Benefits of Refinancing your Home
According to a 2017 study released by Brigham Young University researchers, 20% of Americans failed to take advantage of lowered interest rates to refinance their homes in 2010. American homeowners ended up paying thousands of dollars more on their loans than was necessary, collectively missing out on $5.4 billion. All because they didn’t take the time to research and determine if refinancing would be right for them. That was in 2010 but according to mortgage statistics released last year by the Federal Bank of St. Louis, American home equity levels are the highest they have ever been (i.e. $13.9 trillion). With so much equity available and the Fed beginning to raise interest rates, now would be a good time to consider if refinancing is right for you. Here we will discuss the reasons why you should consider refinancing your home, and how you would do it.
Before we begin we need to make an important clarification: refinancing your home is not the same as applying for a second mortgage. In one case, you are getting a second mortgage based on your home equity. Acquiring a second mortgage would leave you in the position of having to make two sets of monthly payments instead of one. Refinancing leaves you with a single monthly payment.
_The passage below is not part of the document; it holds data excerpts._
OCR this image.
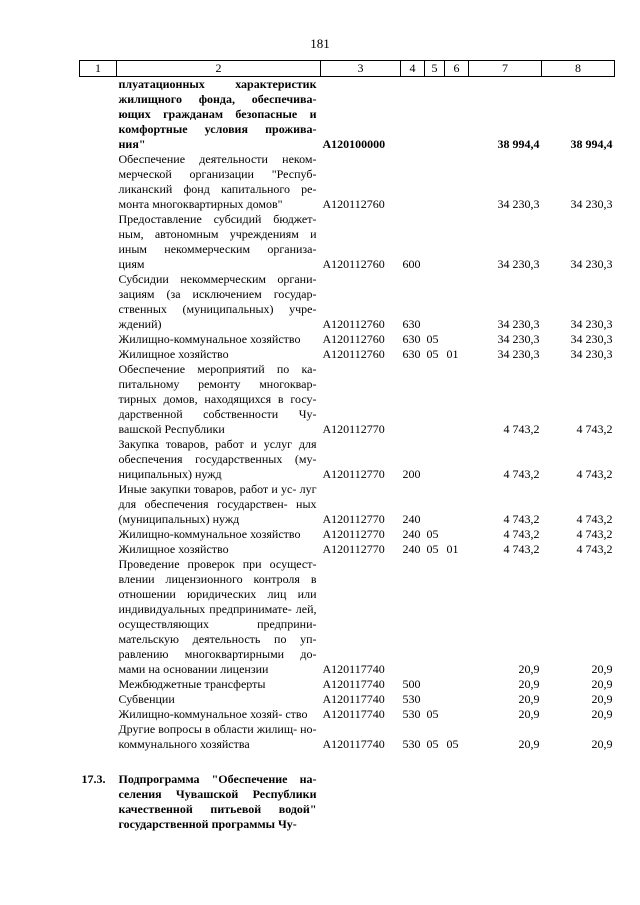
181
1	2	3	4	5	6	7	8
	плуатационных характеристик жилищного фонда, обеспечива- ющих гражданам безопасные и комфортные условия прожива- ния"	А120100000				38 994,4	38 994,4
	Обеспечение деятельности неком- мерческой организации "Респуб- ликанский фонд капитального ре- монта многоквартирных домов"	А120112760				34 230,3	34 230,3
	Предоставление субсидий бюджет- ным, автономным учреждениям и иным некоммерческим организа- циям	А120112760	600			34 230,3	34 230,3
	Субсидии некоммерческим органи- зациям (за исключением государ- ственных (муниципальных) учре- ждений)	А120112760	630			34 230,3	34 230,3
	Жилищно-коммунальное хозяйство	А120112760	630	05		34 230,3	34 230,3
	Жилищное хозяйство	А120112760	630	05	01	34 230,3	34 230,3
	Обеспечение мероприятий по ка- питальному ремонту многоквар- тирных домов, находящихся в госу- дарственной собственности Чу- вашской Республики	А120112770				4 743,2	4 743,2
	Закупка товаров, работ и услуг для обеспечения государственных (му- ниципальных) нужд	А120112770	200			4 743,2	4 743,2
	Иные закупки товаров, работ и ус- луг для обеспечения государствен- ных (муниципальных) нужд	А120112770	240			4 743,2	4 743,2
	Жилищно-коммунальное хозяйство	А120112770	240	05		4 743,2	4 743,2
	Жилищное хозяйство	А120112770	240	05	01	4 743,2	4 743,2
	Проведение проверок при осущест- влении лицензионного контроля в отношении юридических лиц или индивидуальных предпринимате- лей, осуществляющих предприни- мательскую деятельность по уп- равлению многоквартирными до- мами на основании лицензии	А120117740				20,9	20,9
	Межбюджетные трансферты	А120117740	500			20,9	20,9
	Субвенции	А120117740	530			20,9	20,9
	Жилищно-коммунальное хозяй- ство	А120117740	530	05		20,9	20,9
	Другие вопросы в области жилищ- но-коммунального хозяйства	А120117740	530	05	05	20,9	20,9

17.3.	Подпрограмма "Обеспечение на- селения Чувашской Республики качественной питьевой водой" государственной программы Чу-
Why Consider Refinancing Your Home?
We have already mentioned one reason above: changing interest rates. Preferably: interest rates lower than what your mortgage is based on. Similarly, you might also consider refinancing if your credit rating has improved relative to when you acquired your mortgage. In both scenarios, the objective is to lower your monthly payment. But did you know you could also reduce the length of your loan through refinancing? Conversely, you could reduce your lower your monthly payment at the cost of extending the terms of your loan. Another reason (perhaps the most important) is the ability to switch from an adjustable (ARM) to a fixed rate (and eminently safer) mortgage. Finally, you might consider a cash-out refinancing plan if you are looking to use the equity in your home to borrow a little money.
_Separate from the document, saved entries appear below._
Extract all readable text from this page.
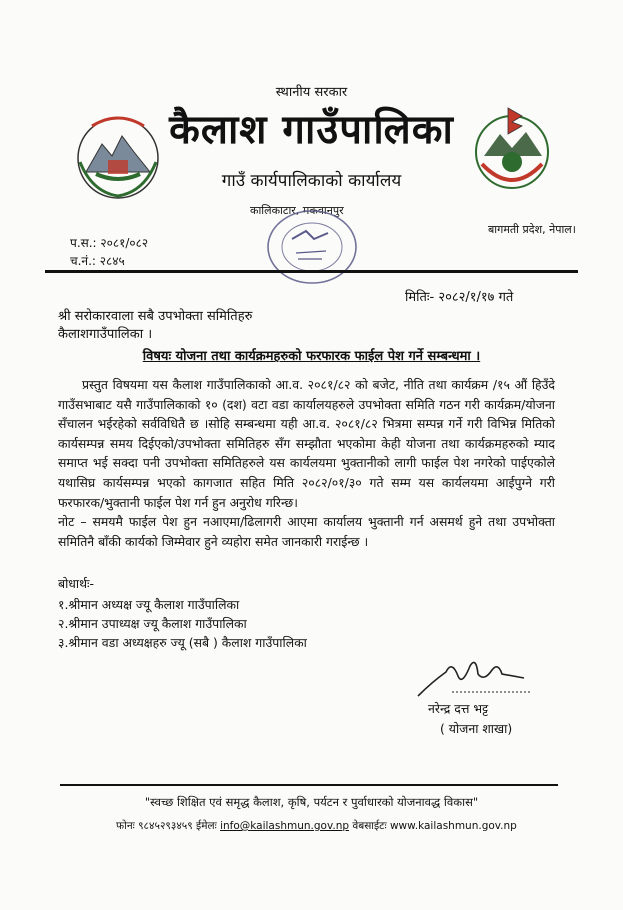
स्थानीय सरकार
कैलाश गाउँपालिका
गाउँ कार्यपालिकाको कार्यालय
कालिकाटार, मकवानपुर
बागमती प्रदेश, नेपाल।
प.स.: २०८१/०८२
च.नं.: २८४५
मितिः- २०८२/१/१७ गते
श्री सरोकारवाला सबै उपभोक्ता समितिहरु
कैलाशगाउँपालिका ।
विषयः योजना तथा कार्यक्रमहरुको फरफारक फाईल पेश गर्ने सम्बन्धमा ।

प्रस्तुत विषयमा यस कैलाश गाउँपालिकाको आ.व. २०८१/८२ को बजेट, नीति तथा कार्यक्रम /१५ औं हिउँदे गाउँसभाबाट यसै गाउँपालिकाको १० (दश) वटा वडा कार्यालयहरुले उपभोक्ता समिति गठन गरी कार्यक्रम/योजना सँचालन भईरहेको सर्वविधितै छ ।सोहि सम्बन्धमा यही आ.व. २०८१/८२ भित्रमा सम्पन्न गर्ने गरी विभिन्न मितिको कार्यसम्पन्न समय दिईएको/उपभोक्ता समितिहरु सँग सम्झौता भएकोमा केही योजना तथा कार्यक्रमहरुको म्याद समाप्त भई सक्दा पनी उपभोक्ता समितिहरुले यस कार्यलयमा भुक्तानीको लागी फाईल पेश नगरेको पाईएकोले यथासिघ्र कार्यसम्पन्न भएको कागजात सहित मिति २०८२/०१/३० गते सम्म यस कार्यलयमा आईपुग्ने गरी फरफारक/भुक्तानी फाईल पेश गर्न हुन अनुरोध गरिन्छ।

नोट – समयमै फाईल पेश हुन नआएमा/ढिलागरी आएमा कार्यालय भुक्तानी गर्न असमर्थ हुने तथा उपभोक्ता समितिनै बाँकी कार्यको जिम्मेवार हुने व्यहोरा समेत जानकारी गराईन्छ ।

बोधार्थः-
१.श्रीमान अध्यक्ष ज्यू कैलाश गाउँपालिका
२.श्रीमान उपाध्यक्ष ज्यू कैलाश गाउँपालिका
३.श्रीमान वडा अध्यक्षहरु ज्यू (सबै ) कैलाश गाउँपालिका
नरेन्द्र दत्त भट्ट
( योजना शाखा)
"स्वच्छ शिक्षित एवं समृद्ध कैलाश, कृषि, पर्यटन र पुर्वाधारको योजनावद्ध विकास"
फोनः ९८४५२९३४५९ ईमेलः info@kailashmun.gov.np वेबसाईटः www.kailashmun.gov.np
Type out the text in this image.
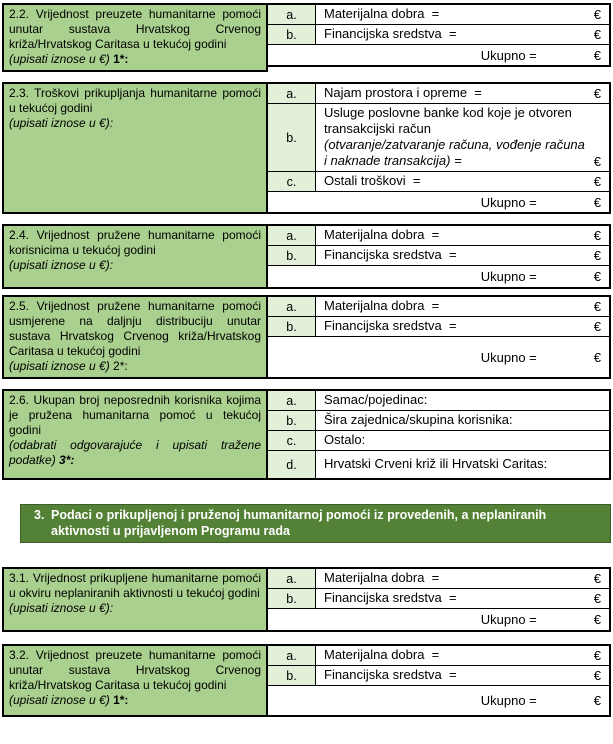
2.2. Vrijednost preuzete humanitarne pomoći unutar sustava Hrvatskog Crvenog križa/Hrvatskog Caritasa u tekućoj godini
(upisati iznose u €) 1*:
a. Materijalna dobra  =	€
b. Financijska sredstva  =	€
Ukupno =	€
2.3. Troškovi prikupljanja humanitarne pomoći u tekućoj godini
(upisati iznose u €):
a. Najam prostora i opreme  =	€
b.
Usluge poslovne banke kod koje je otvoren transakcijski račun
(otvaranje/zatvaranje računa, vođenje računa i naknade transakcija) =	€
c. Ostali troškovi  =	€
Ukupno =	€
2.4. Vrijednost pružene humanitarne pomoći korisnicima u tekućoj godini
(upisati iznose u €):
a. Materijalna dobra  =	€
b. Financijska sredstva  =	€
Ukupno =	€
2.5. Vrijednost pružene humanitarne pomoći usmjerene na daljnju distribuciju unutar sustava Hrvatskog Crvenog križa/Hrvatskog Caritasa u tekućoj godini
(upisati iznose u €) 2*:
a. Materijalna dobra  =	€
b. Financijska sredstva  =	€
Ukupno =	€
2.6. Ukupan broj neposrednih korisnika kojima je pružena humanitarna pomoć u tekućoj godini
(odabrati odgovarajuće i upisati tražene podatke) 3*:
a. Samac/pojedinac:
b. Šira zajednica/skupina korisnika:
c. Ostalo:
d. Hrvatski Crveni križ ili Hrvatski Caritas:
3. Podaci o prikupljenoj i pruženoj humanitarnoj pomoći iz provedenih, a neplaniranih aktivnosti u prijavljenom Programu rada
3.1. Vrijednost prikupljene humanitarne pomoći u okviru neplaniranih aktivnosti u tekućoj godini
(upisati iznose u €):
a. Materijalna dobra  =	€
b. Financijska sredstva  =	€
Ukupno =	€
3.2. Vrijednost preuzete humanitarne pomoći unutar sustava Hrvatskog Crvenog križa/Hrvatskog Caritasa u tekućoj godini
(upisati iznose u €) 1*:
a. Materijalna dobra  =	€
b. Financijska sredstva  =	€
Ukupno =	€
So how do you go about refinancing your home? Refinancing your home is very similar to getting a mortgage. So while you may be familiar with the process, it also means you’ll have to do it all over again. Let us take a closer look at the refinancing process step-by-step.
Refinancing Your Home: Step By Step
1. Check Your Credit
The first thing you will want to do is the most fundamental step in all major financial decisions: check your credit. Having mediocre credit might not necessarily kill your chances of securing advantageous refinancing terms, but the higher your credit score the better your chances are. And as mentioned above: the higher your credit score relative to your original mortgage application, the more likely you are to get refinancing that is better than your original mortgage.
2. Looking For A Lender
The second step in the process is another fundamental step in making big financial decisions: Looking for a good lender. Your first instinct might be to go through your mortgage lender, but is your mortgage lender offering you the best terms? According to information provided by U.S. News and World Report, Bank of America has refinancing for as little as 5% equity but does not have particularly low-interest rates for all its mortgage products (compared to other lenders). On the other hand, PNC Bank offers 0% equity loans (to borrowers with at least a 660 FICO score), but most of its loan origination fees range between $800 and $900. So, make sure to check and compare mortgage rates before committing.
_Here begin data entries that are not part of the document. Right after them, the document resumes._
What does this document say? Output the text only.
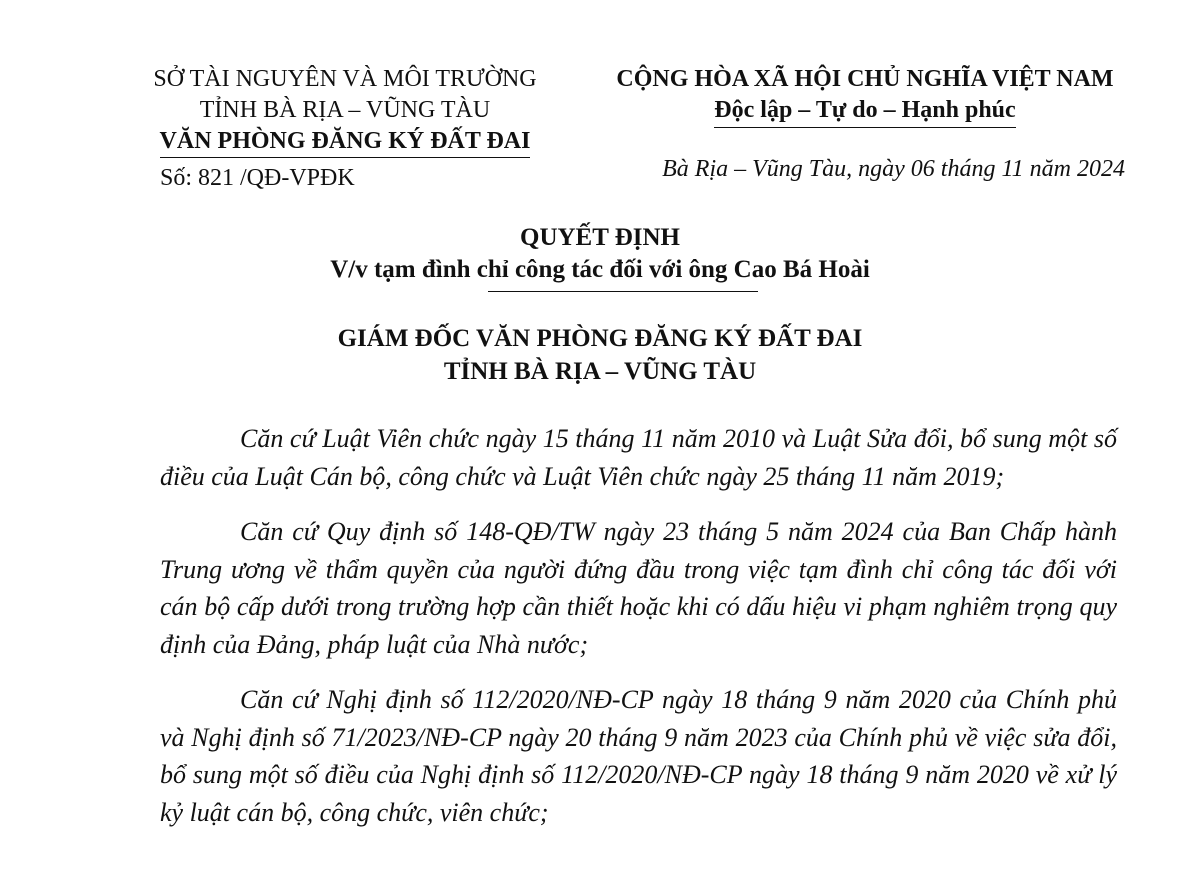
SỞ TÀI NGUYÊN VÀ MÔI TRƯỜNG
TỈNH BÀ RỊA – VŨNG TÀU
VĂN PHÒNG ĐĂNG KÝ ĐẤT ĐAI
Số: 821 /QĐ-VPĐK
CỘNG HÒA XÃ HỘI CHỦ NGHĨA VIỆT NAM
Độc lập – Tự do – Hạnh phúc
Bà Rịa – Vũng Tàu, ngày 06 tháng 11 năm 2024
QUYẾT ĐỊNH
V/v tạm đình chỉ công tác đối với ông Cao Bá Hoài
GIÁM ĐỐC VĂN PHÒNG ĐĂNG KÝ ĐẤT ĐAI
TỈNH BÀ RỊA – VŨNG TÀU

Căn cứ Luật Viên chức ngày 15 tháng 11 năm 2010 và Luật Sửa đổi, bổ sung một số điều của Luật Cán bộ, công chức và Luật Viên chức ngày 25 tháng 11 năm 2019;

Căn cứ Quy định số 148-QĐ/TW ngày 23 tháng 5 năm 2024 của Ban Chấp hành Trung ương về thẩm quyền của người đứng đầu trong việc tạm đình chỉ công tác đối với cán bộ cấp dưới trong trường hợp cần thiết hoặc khi có dấu hiệu vi phạm nghiêm trọng quy định của Đảng, pháp luật của Nhà nước;

Căn cứ Nghị định số 112/2020/NĐ-CP ngày 18 tháng 9 năm 2020 của Chính phủ và Nghị định số 71/2023/NĐ-CP ngày 20 tháng 9 năm 2023 của Chính phủ về việc sửa đổi, bổ sung một số điều của Nghị định số 112/2020/NĐ-CP ngày 18 tháng 9 năm 2020 về xử lý kỷ luật cán bộ, công chức, viên chức;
The third and fourth steps are very self-explanatory: you’ll have to make an application and submit all the appropriate documentation. This is the step where you will provide your chosen lender with all the documentation that they require. Expected documents include proof of income and employment, tax forms, and proof of insurance.
The next step is to get your home appraised. The lender will order an appraisal, and someone will be sent to your home for a survey of the property. If the appraisal meets the lender’s approval and your documentation has gone through, the penultimate step will be actually signing the loan documentation.
Finally, after your credit and employment status have been reconfirmed, you can go through the closing process. This is the part where your old mortgage will be paid off and you will be informed of your new monthly mortgage payment. This is also the part where you can expect to pay some closing fees.
And there you have it! In just a few easy steps you have refinanced your home and have a new (hopefully) lower, monthly mortgage payment.